FN_sale_gueule

Alors que la semaine passée, deux villes étaient passées dès le premier tour des élections municipales aux mains de l’extrême droite (Orange pour Bompard et sa Ligue du Sud, Hénin-Beaumont pour le Front national), onze autres villes vont désormais être gérées par le FN et ses alliés (le Huffington Post a publié une carte de ces villes ici), en plus de Bolène, remportée au second fou par Marie-Claude Bompard. Pour rappel, le FN n’avait réussi en 2008 à obtenir que 80 conseillers municipaux sur toute la France : ils sont très probablement désormais plus d’un millier (1290 d’après les chiffres du ministère de l’Intérieur)… C’est encore un peu tôt pour véritablement pouvoir décortiquer la raison de ce succès à l’échelle locale, et nous laisserons les collectifs locaux le faire : nous publierons régulièrement leurs analyses, ainsi que toute information utile sur les premiers pas municipaux de cette nouvelle génération frontiste.

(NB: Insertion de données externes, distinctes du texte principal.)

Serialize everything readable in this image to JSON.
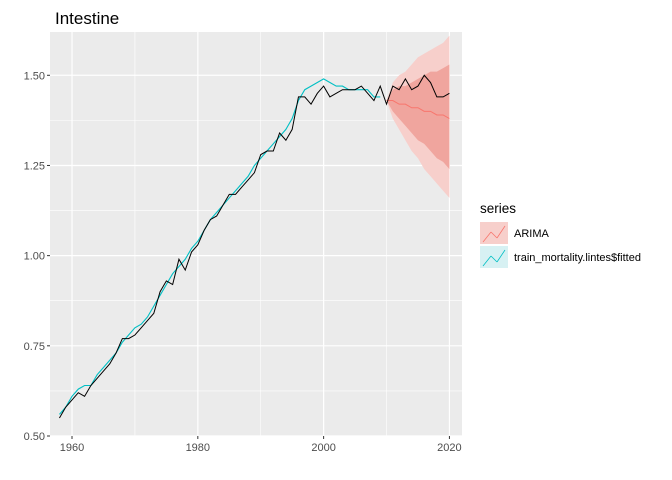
{
  "chart_data": {
    "type": "line",
    "title": "Intestine",
    "xlabel": "",
    "ylabel": "",
    "xlim": [
      1956.5,
      2022
    ],
    "ylim": [
      0.5,
      1.62
    ],
    "x_ticks": [
      1960,
      1980,
      2000,
      2020
    ],
    "x_tick_labels": [
      "1960",
      "1980",
      "2000",
      "2020"
    ],
    "y_ticks": [
      0.5,
      0.75,
      1.0,
      1.25,
      1.5
    ],
    "y_tick_labels": [
      "0.50",
      "0.75",
      "1.00",
      "1.25",
      "1.50"
    ],
    "grid": true,
    "legend": {
      "title": "series",
      "position": "right",
      "entries": [
        "ARIMA",
        "train_mortality.lintes$fitted"
      ]
    },
    "colors": {
      "panel": "#ebebeb",
      "grid": "#ffffff",
      "observed": "#000000",
      "fitted": "#00bfc4",
      "forecast": "#f8766d",
      "band80": "#f0a59e",
      "band95": "#f7cfcb"
    },
    "series": [
      {
        "x": [
          1958,
          1959,
          1960,
          1961,
          1962,
          1963,
          1964,
          1965,
          1966,
          1967,
          1968,
          1969,
          1970,
          1971,
          1972,
          1973,
          1974,
          1975,
          1976,
          1977,
          1978,
          1979,
          1980,
          1981,
          1982,
          1983,
          1984,
          1985,
          1986,
          1987,
          1988,
          1989,
          1990,
          1991,
          1992,
          1993,
          1994,
          1995,
          1996,
          1997,
          1998,
          1999,
          2000,
          2001,
          2002,
          2003,
          2004,
          2005,
          2006,
          2007,
          2008,
          2009,
          2010,
          2011,
          2012,
          2013,
          2014,
          2015,
          2016,
          2017,
          2018,
          2019,
          2020
        ],
        "values": [
          0.55,
          0.58,
          0.6,
          0.62,
          0.61,
          0.64,
          0.66,
          0.68,
          0.7,
          0.73,
          0.77,
          0.77,
          0.78,
          0.8,
          0.82,
          0.84,
          0.9,
          0.93,
          0.92,
          0.99,
          0.96,
          1.01,
          1.03,
          1.07,
          1.1,
          1.11,
          1.14,
          1.17,
          1.17,
          1.19,
          1.21,
          1.23,
          1.28,
          1.29,
          1.29,
          1.34,
          1.32,
          1.35,
          1.44,
          1.44,
          1.42,
          1.45,
          1.47,
          1.44,
          1.45,
          1.46,
          1.46,
          1.46,
          1.47,
          1.45,
          1.43,
          1.47,
          1.42,
          1.47,
          1.46,
          1.49,
          1.46,
          1.47,
          1.5,
          1.48,
          1.44,
          1.44,
          1.45
        ]
      },
      {
        "name": "train_mortality.lintes$fitted",
        "x": [
          1958,
          1959,
          1960,
          1961,
          1962,
          1963,
          1964,
          1965,
          1966,
          1967,
          1968,
          1969,
          1970,
          1971,
          1972,
          1973,
          1974,
          1975,
          1976,
          1977,
          1978,
          1979,
          1980,
          1981,
          1982,
          1983,
          1984,
          1985,
          1986,
          1987,
          1988,
          1989,
          1990,
          1991,
          1992,
          1993,
          1994,
          1995,
          1996,
          1997,
          1998,
          1999,
          2000,
          2001,
          2002,
          2003,
          2004,
          2005,
          2006,
          2007,
          2008,
          2009
        ],
        "values": [
          0.56,
          0.58,
          0.61,
          0.63,
          0.64,
          0.64,
          0.67,
          0.69,
          0.71,
          0.73,
          0.76,
          0.78,
          0.8,
          0.81,
          0.83,
          0.86,
          0.89,
          0.92,
          0.95,
          0.97,
          0.99,
          1.02,
          1.04,
          1.07,
          1.1,
          1.12,
          1.14,
          1.16,
          1.18,
          1.2,
          1.22,
          1.25,
          1.27,
          1.29,
          1.31,
          1.33,
          1.35,
          1.38,
          1.43,
          1.46,
          1.47,
          1.48,
          1.49,
          1.48,
          1.47,
          1.47,
          1.46,
          1.46,
          1.46,
          1.46,
          1.44,
          1.44
        ]
      },
      {
        "name": "ARIMA",
        "x": [
          2010,
          2011,
          2012,
          2013,
          2014,
          2015,
          2016,
          2017,
          2018,
          2019,
          2020
        ],
        "values": [
          1.43,
          1.43,
          1.42,
          1.42,
          1.41,
          1.41,
          1.4,
          1.4,
          1.39,
          1.39,
          1.38
        ],
        "lo80": [
          1.43,
          1.4,
          1.38,
          1.36,
          1.34,
          1.32,
          1.31,
          1.29,
          1.27,
          1.26,
          1.24
        ],
        "hi80": [
          1.43,
          1.46,
          1.47,
          1.47,
          1.48,
          1.49,
          1.5,
          1.51,
          1.51,
          1.52,
          1.53
        ],
        "lo95": [
          1.43,
          1.38,
          1.35,
          1.32,
          1.29,
          1.27,
          1.24,
          1.22,
          1.2,
          1.18,
          1.16
        ],
        "hi95": [
          1.43,
          1.48,
          1.5,
          1.51,
          1.53,
          1.55,
          1.56,
          1.57,
          1.58,
          1.59,
          1.61
        ]
      }
    ]
  }
}
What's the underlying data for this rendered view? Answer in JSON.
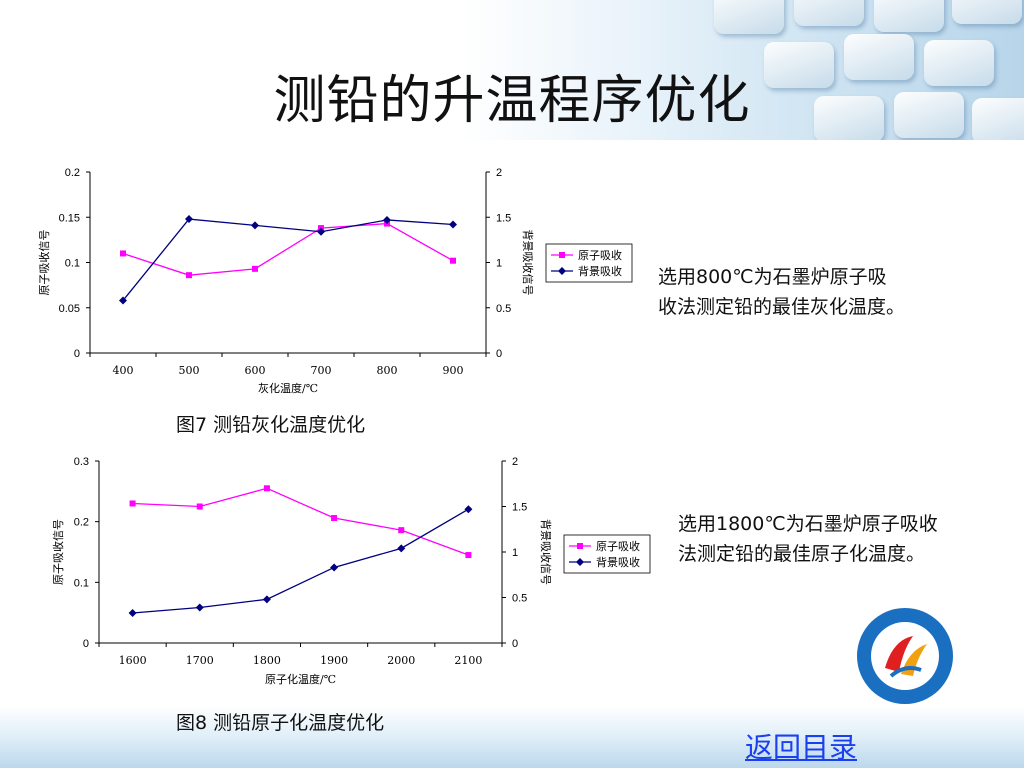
{
  "slide": {
    "title": "测铅的升温程序优化",
    "caption1": "图7 测铅灰化温度优化",
    "caption2": "图8 测铅原子化温度优化",
    "desc1_line1": "选用800℃为石墨炉原子吸",
    "desc1_line2": "收法测定铅的最佳灰化温度。",
    "desc2_line1": "选用1800℃为石墨炉原子吸收",
    "desc2_line2": "法测定铅的最佳原子化温度。",
    "back_link": "返回目录"
  },
  "colors": {
    "series_pink": "#ff00ff",
    "series_navy": "#000080"
  },
  "chart_data": [
    {
      "type": "line",
      "categories": [
        "400",
        "500",
        "600",
        "700",
        "800",
        "900"
      ],
      "xlabel": "灰化温度/℃",
      "ylabel": "原子吸收信号",
      "y2label": "背景吸收信号",
      "ylim": [
        0,
        0.2
      ],
      "yticks": [
        "0",
        "0.05",
        "0.1",
        "0.15",
        "0.2"
      ],
      "y2lim": [
        0,
        2
      ],
      "y2ticks": [
        "0",
        "0.5",
        "1",
        "1.5",
        "2"
      ],
      "legend_position": "right",
      "series": [
        {
          "name": "原子吸收",
          "axis": "left",
          "marker": "square",
          "color": "#ff00ff",
          "values": [
            0.11,
            0.086,
            0.093,
            0.138,
            0.143,
            0.102
          ]
        },
        {
          "name": "背景吸收",
          "axis": "right",
          "marker": "diamond",
          "color": "#000080",
          "values": [
            0.58,
            1.48,
            1.41,
            1.34,
            1.47,
            1.42
          ]
        }
      ]
    },
    {
      "type": "line",
      "categories": [
        "1600",
        "1700",
        "1800",
        "1900",
        "2000",
        "2100"
      ],
      "xlabel": "原子化温度/℃",
      "ylabel": "原子吸收信号",
      "y2label": "背景吸收信号",
      "ylim": [
        0,
        0.3
      ],
      "yticks": [
        "0",
        "0.1",
        "0.2",
        "0.3"
      ],
      "y2lim": [
        0,
        2
      ],
      "y2ticks": [
        "0",
        "0.5",
        "1",
        "1.5",
        "2"
      ],
      "legend_position": "right",
      "series": [
        {
          "name": "原子吸收",
          "axis": "left",
          "marker": "square",
          "color": "#ff00ff",
          "values": [
            0.23,
            0.225,
            0.255,
            0.206,
            0.186,
            0.145
          ]
        },
        {
          "name": "背景吸收",
          "axis": "right",
          "marker": "diamond",
          "color": "#000080",
          "values": [
            0.33,
            0.39,
            0.48,
            0.83,
            1.04,
            1.47
          ]
        }
      ]
    }
  ]
}
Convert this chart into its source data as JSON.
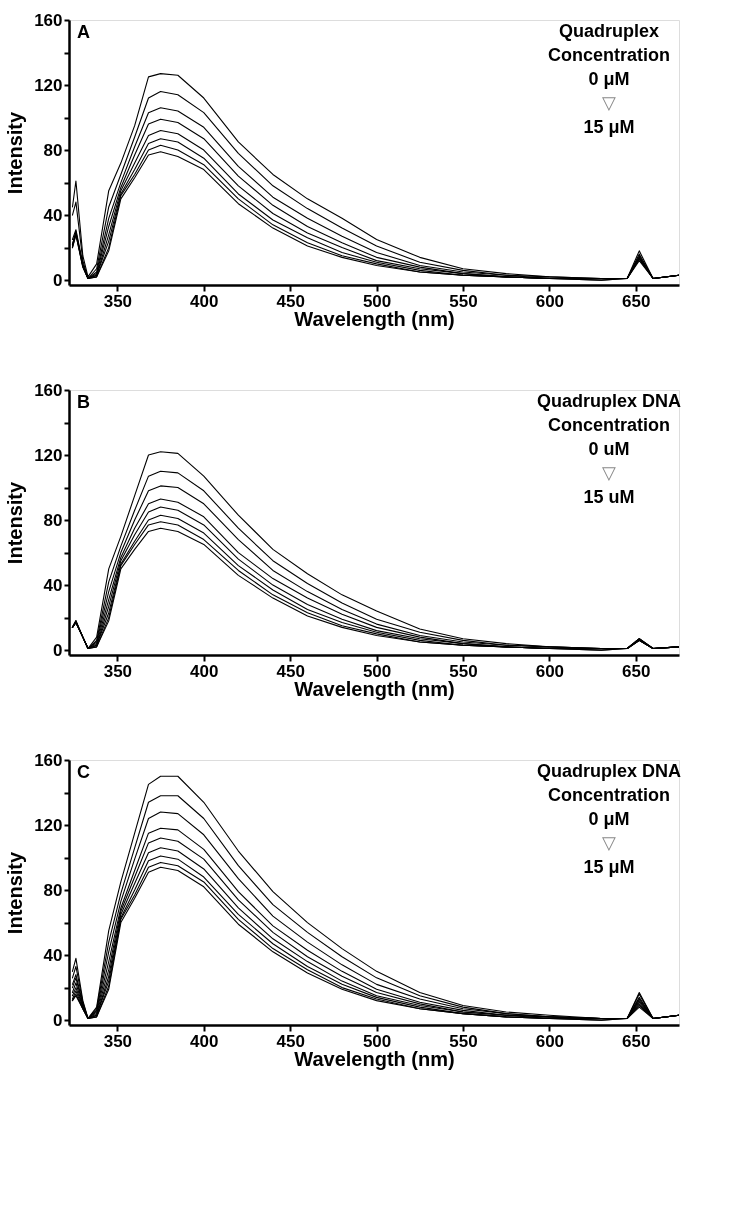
{
  "chart_data": [
    {
      "type": "line",
      "xlabel": "Wavelength (nm)",
      "ylabel": "Intensity",
      "annotations": [
        "A",
        "Quadruplex",
        "Concentration",
        "0 μM",
        "▽",
        "15 μM"
      ],
      "xlim": [
        322,
        675
      ],
      "ylim": [
        -3,
        160
      ],
      "xticks": [
        350,
        400,
        450,
        500,
        550,
        600,
        650
      ],
      "yticks": [
        0,
        {
          "value": 20,
          "label": null
        },
        40,
        {
          "value": 60,
          "label": null
        },
        80,
        {
          "value": 100,
          "label": null
        },
        120,
        {
          "value": 140,
          "label": null
        },
        160
      ],
      "grid": false,
      "legend": false,
      "marker": "none",
      "line_style": "solid",
      "x": [
        324,
        326,
        330,
        333,
        338,
        345,
        352,
        360,
        368,
        375,
        385,
        400,
        420,
        440,
        460,
        480,
        500,
        525,
        550,
        575,
        600,
        630,
        645,
        652,
        660,
        675
      ],
      "series": [
        {
          "color": "#000000",
          "values": [
            45,
            61,
            15,
            2,
            10,
            55,
            72,
            95,
            125,
            127,
            126,
            112,
            85,
            65,
            50,
            38,
            25,
            14,
            7,
            4,
            2,
            1,
            1,
            18,
            1,
            3
          ]
        },
        {
          "color": "#000000",
          "values": [
            40,
            48,
            12,
            1,
            7,
            45,
            65,
            88,
            112,
            116,
            114,
            103,
            78,
            58,
            44,
            32,
            21,
            11,
            6,
            3,
            2,
            1,
            1,
            16,
            1,
            3
          ]
        },
        {
          "color": "#000000",
          "values": [
            25,
            31,
            10,
            1,
            5,
            38,
            60,
            82,
            103,
            106,
            104,
            94,
            70,
            51,
            38,
            27,
            17,
            9,
            5,
            3,
            1,
            1,
            1,
            15,
            1,
            3
          ]
        },
        {
          "color": "#000000",
          "values": [
            22,
            30,
            9,
            1,
            4,
            33,
            57,
            77,
            96,
            99,
            97,
            87,
            64,
            46,
            33,
            23,
            14,
            8,
            4,
            2,
            1,
            1,
            1,
            14,
            1,
            3
          ]
        },
        {
          "color": "#000000",
          "values": [
            22,
            29,
            9,
            1,
            3,
            28,
            55,
            72,
            89,
            92,
            90,
            80,
            58,
            41,
            29,
            20,
            12,
            7,
            4,
            2,
            1,
            1,
            1,
            14,
            1,
            3
          ]
        },
        {
          "color": "#000000",
          "values": [
            21,
            29,
            9,
            1,
            3,
            24,
            53,
            68,
            84,
            87,
            85,
            75,
            53,
            37,
            26,
            17,
            11,
            6,
            3,
            2,
            1,
            1,
            1,
            13,
            1,
            3
          ]
        },
        {
          "color": "#000000",
          "values": [
            20,
            28,
            8,
            1,
            2,
            20,
            52,
            65,
            80,
            83,
            80,
            71,
            50,
            34,
            23,
            15,
            10,
            5,
            3,
            2,
            1,
            0,
            1,
            13,
            1,
            3
          ]
        },
        {
          "color": "#000000",
          "values": [
            20,
            28,
            8,
            1,
            2,
            18,
            50,
            63,
            77,
            79,
            76,
            68,
            47,
            32,
            21,
            14,
            9,
            5,
            3,
            2,
            1,
            0,
            1,
            12,
            1,
            3
          ]
        }
      ]
    },
    {
      "type": "line",
      "xlabel": "Wavelength (nm)",
      "ylabel": "Intensity",
      "annotations": [
        "B",
        "Quadruplex DNA",
        "Concentration",
        "0 uM",
        "▽",
        "15 uM"
      ],
      "xlim": [
        322,
        675
      ],
      "ylim": [
        -3,
        160
      ],
      "xticks": [
        350,
        400,
        450,
        500,
        550,
        600,
        650
      ],
      "yticks": [
        0,
        {
          "value": 20,
          "label": null
        },
        40,
        {
          "value": 60,
          "label": null
        },
        80,
        {
          "value": 100,
          "label": null
        },
        120,
        {
          "value": 140,
          "label": null
        },
        160
      ],
      "grid": false,
      "legend": false,
      "marker": "none",
      "line_style": "solid",
      "x": [
        324,
        326,
        330,
        333,
        338,
        345,
        352,
        360,
        368,
        375,
        385,
        400,
        420,
        440,
        460,
        480,
        500,
        525,
        550,
        575,
        600,
        630,
        645,
        652,
        660,
        675
      ],
      "series": [
        {
          "color": "#000000",
          "values": [
            14,
            18,
            8,
            1,
            8,
            50,
            70,
            95,
            120,
            122,
            121,
            107,
            83,
            62,
            47,
            34,
            24,
            13,
            7,
            4,
            2,
            1,
            1,
            7,
            1,
            2
          ]
        },
        {
          "color": "#000000",
          "values": [
            14,
            18,
            8,
            1,
            6,
            42,
            64,
            86,
            107,
            110,
            109,
            98,
            75,
            55,
            41,
            29,
            19,
            11,
            6,
            3,
            2,
            1,
            1,
            7,
            1,
            2
          ]
        },
        {
          "color": "#000000",
          "values": [
            14,
            18,
            8,
            1,
            5,
            36,
            60,
            80,
            98,
            101,
            100,
            90,
            68,
            49,
            36,
            25,
            16,
            9,
            5,
            3,
            2,
            1,
            1,
            7,
            1,
            2
          ]
        },
        {
          "color": "#000000",
          "values": [
            14,
            17,
            8,
            1,
            4,
            31,
            57,
            75,
            90,
            93,
            91,
            82,
            60,
            44,
            32,
            22,
            14,
            8,
            4,
            2,
            1,
            1,
            1,
            6,
            1,
            2
          ]
        },
        {
          "color": "#000000",
          "values": [
            14,
            17,
            8,
            1,
            3,
            27,
            55,
            71,
            85,
            88,
            86,
            77,
            56,
            40,
            28,
            19,
            12,
            7,
            4,
            2,
            1,
            1,
            1,
            6,
            1,
            2
          ]
        },
        {
          "color": "#000000",
          "values": [
            14,
            17,
            8,
            1,
            3,
            23,
            53,
            67,
            80,
            83,
            81,
            72,
            52,
            37,
            25,
            17,
            11,
            6,
            3,
            2,
            1,
            1,
            1,
            6,
            1,
            2
          ]
        },
        {
          "color": "#000000",
          "values": [
            14,
            17,
            8,
            1,
            2,
            20,
            52,
            65,
            77,
            79,
            77,
            68,
            49,
            34,
            23,
            15,
            10,
            5,
            3,
            2,
            1,
            0,
            1,
            6,
            1,
            2
          ]
        },
        {
          "color": "#000000",
          "values": [
            14,
            17,
            8,
            1,
            2,
            18,
            50,
            62,
            73,
            75,
            73,
            65,
            46,
            32,
            21,
            14,
            9,
            5,
            3,
            2,
            1,
            0,
            1,
            6,
            1,
            2
          ]
        }
      ]
    },
    {
      "type": "line",
      "xlabel": "Wavelength (nm)",
      "ylabel": "Intensity",
      "annotations": [
        "C",
        "Quadruplex DNA",
        "Concentration",
        "0 μM",
        "▽",
        "15 μM"
      ],
      "xlim": [
        322,
        675
      ],
      "ylim": [
        -3,
        160
      ],
      "xticks": [
        350,
        400,
        450,
        500,
        550,
        600,
        650
      ],
      "yticks": [
        0,
        {
          "value": 20,
          "label": null
        },
        40,
        {
          "value": 60,
          "label": null
        },
        80,
        {
          "value": 100,
          "label": null
        },
        120,
        {
          "value": 140,
          "label": null
        },
        160
      ],
      "grid": false,
      "legend": false,
      "marker": "none",
      "line_style": "solid",
      "x": [
        324,
        326,
        330,
        333,
        338,
        345,
        352,
        360,
        368,
        375,
        385,
        400,
        420,
        440,
        460,
        480,
        500,
        525,
        550,
        575,
        600,
        630,
        645,
        652,
        660,
        675
      ],
      "series": [
        {
          "color": "#000000",
          "values": [
            30,
            38,
            12,
            1,
            8,
            55,
            85,
            115,
            145,
            150,
            150,
            134,
            104,
            79,
            60,
            44,
            30,
            17,
            9,
            5,
            3,
            1,
            1,
            17,
            1,
            3
          ]
        },
        {
          "color": "#000000",
          "values": [
            26,
            33,
            11,
            1,
            7,
            48,
            78,
            106,
            134,
            138,
            138,
            124,
            95,
            71,
            54,
            39,
            26,
            15,
            8,
            4,
            2,
            1,
            1,
            16,
            1,
            3
          ]
        },
        {
          "color": "#000000",
          "values": [
            22,
            28,
            10,
            1,
            6,
            42,
            73,
            99,
            124,
            128,
            127,
            114,
            87,
            64,
            48,
            34,
            22,
            13,
            7,
            4,
            2,
            1,
            1,
            14,
            1,
            3
          ]
        },
        {
          "color": "#000000",
          "values": [
            20,
            26,
            9,
            1,
            5,
            36,
            69,
            92,
            115,
            118,
            117,
            105,
            79,
            58,
            43,
            30,
            19,
            11,
            6,
            3,
            2,
            1,
            1,
            13,
            1,
            3
          ]
        },
        {
          "color": "#000000",
          "values": [
            17,
            23,
            8,
            1,
            4,
            31,
            67,
            88,
            109,
            112,
            110,
            99,
            74,
            54,
            39,
            27,
            17,
            10,
            5,
            3,
            2,
            1,
            1,
            12,
            1,
            3
          ]
        },
        {
          "color": "#000000",
          "values": [
            15,
            20,
            8,
            1,
            3,
            27,
            65,
            84,
            103,
            106,
            104,
            93,
            69,
            50,
            36,
            24,
            15,
            9,
            5,
            3,
            1,
            1,
            1,
            11,
            1,
            3
          ]
        },
        {
          "color": "#000000",
          "values": [
            13,
            18,
            7,
            1,
            3,
            24,
            63,
            80,
            98,
            101,
            99,
            88,
            65,
            47,
            33,
            22,
            14,
            8,
            4,
            2,
            1,
            1,
            1,
            10,
            1,
            3
          ]
        },
        {
          "color": "#000000",
          "values": [
            12,
            16,
            7,
            1,
            2,
            21,
            62,
            77,
            94,
            97,
            95,
            85,
            62,
            44,
            31,
            20,
            13,
            7,
            4,
            2,
            1,
            0,
            1,
            9,
            1,
            3
          ]
        },
        {
          "color": "#000000",
          "values": [
            12,
            15,
            7,
            1,
            2,
            19,
            60,
            75,
            91,
            94,
            92,
            82,
            59,
            42,
            29,
            19,
            12,
            7,
            4,
            2,
            1,
            0,
            1,
            8,
            1,
            3
          ]
        }
      ]
    }
  ]
}
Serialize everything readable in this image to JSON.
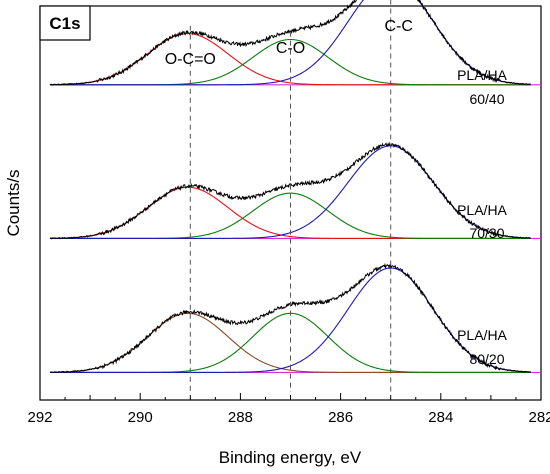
{
  "chart_data": {
    "type": "line",
    "panel_label": "C1s",
    "xlabel": "Binding energy, eV",
    "ylabel": "Counts/s",
    "xlim": [
      292,
      282
    ],
    "x_reversed": true,
    "x_ticks": [
      292,
      290,
      288,
      286,
      284,
      282
    ],
    "x_tick_labels": [
      "292",
      "290",
      "288",
      "286",
      "284",
      "282"
    ],
    "y_ticks_labeled": false,
    "grid": false,
    "peak_reference_lines": [
      {
        "label": "O-C=O",
        "x": 289.0
      },
      {
        "label": "C-O",
        "x": 287.0
      },
      {
        "label": "C-C",
        "x": 285.0
      }
    ],
    "stack_offsets": [
      0.8,
      0.41,
      0.07
    ],
    "series": [
      {
        "sample": [
          "PLA/HA",
          "60/40"
        ],
        "peaks": [
          {
            "center": 289.05,
            "sigma": 0.8,
            "height": 0.13,
            "color": "#e8101a"
          },
          {
            "center": 287.0,
            "sigma": 0.75,
            "height": 0.115,
            "color": "#0a7d0a"
          },
          {
            "center": 285.0,
            "sigma": 0.85,
            "height": 0.265,
            "color": "#1a1ab4"
          }
        ]
      },
      {
        "sample": [
          "PLA/HA",
          "70/30"
        ],
        "peaks": [
          {
            "center": 289.05,
            "sigma": 0.8,
            "height": 0.13,
            "color": "#e8101a"
          },
          {
            "center": 287.0,
            "sigma": 0.75,
            "height": 0.115,
            "color": "#0a7d0a"
          },
          {
            "center": 285.0,
            "sigma": 0.85,
            "height": 0.235,
            "color": "#1a1ab4"
          }
        ]
      },
      {
        "sample": [
          "PLA/HA",
          "80/20"
        ],
        "peaks": [
          {
            "center": 289.05,
            "sigma": 0.8,
            "height": 0.15,
            "color": "#8b4a22"
          },
          {
            "center": 287.0,
            "sigma": 0.75,
            "height": 0.15,
            "color": "#0a7d0a"
          },
          {
            "center": 285.0,
            "sigma": 0.85,
            "height": 0.265,
            "color": "#1a1ab4"
          }
        ]
      }
    ],
    "baseline_color": "#d92cd9",
    "experimental_color": "#000000"
  }
}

Première remarque : du côté des cadres du FN et de ses personnalités médiatiques, c’est plutôt la panade. Côté succès, logiquement, Steeve Briois a récolté les fruits d’un travail de terrain de plusieurs années sur Hénin-Beaumont et David Rachline (dont on avait déjà parlé ici) sa légitimité en tant qu’« enfant du pays » à Fréjus. Le cas de Robert Ménard est plus étonnant, mais sa volonté de brouiller les cartes en jouant sur l’ambiguïté de ses relations avec le FN a peut-être joué en sa faveur. En revanche, Louis Aliot et Florian Philippot se sont faits battre sur des terres qui semblaient acquises au FN : pour expliquer ces échecs, Philippot évoque « le hasard »… On peut noter que les seuls élus nationaux du Front national, les députés Marion Maréchal-Le Pen et Gilbert Collard, pourtant en position éligible sur des villes qui pouvaient basculer, ont tous les deux été battus. Pour se consoler, ils peuvent toujours se dire qu’ils vont pouvoir garder les mains propres et continuer à s’agiter sur le plan national.

Deuxième remarque, qui vient renforcer la première : les vainqueurs dans les plus petites villes sont quasiment tous des frontistes de fraîche date. Alors qu’en 1995, les maires FN étaient tous des cadres importants du partis, voire des militants de la première heure, ce n’est plus le cas aujourd’hui. Lorsque Marine Le Pen déclare que les villes ne seront pas des "laboratoires idéologiques", elle montre bien que la stratégie municipale du FN est avant tout une étape de plus vers la normalisation et l’institutionnalisation de son parti, en vue de sa progression à l’échelle nationale. De son point de vue, moins les villes FN feront parler d’elles, et mieux ça vaudra. Cela sera peut-être vrai du point de vue de la mise en pratique des projets les plus directement discriminants (comme la préférence nationale), mais l’amateurisme de ses équipes risquent de coller à la peau du FN l’image d’incompétence qu’il traîne déjà… Encore vaudrait-il pour cela que les gens aient un peu de mémoire.

Enfin, dernière remarque : on le savait déjà, mais c’est toujours sur la misère que le FN prospère, et les villes emportée sont le plus souvent à la dérive, tant sur le plan économique que social. Le cas le plus symptomatique est certainement la principale victoire du Front national (150000 administrés !) dans le 7e secteur de Marseille, les quartiers nord, emporté par Stéphane Ravier, celui qui, singeant les antifascistes, déclarait durant sa campagne "Pas de racailles dans les quartiers, pas de quartier pour les racailles"… La victoire de Fabien Engelmann à Ayange, dans le bassin ouvrier lorrain sinistré par la crise, est elle aussi le signe que le FN, en dépit d’un discours anti-social assumé, apparaît désormais comme une alternative possible aux politiques actuelles.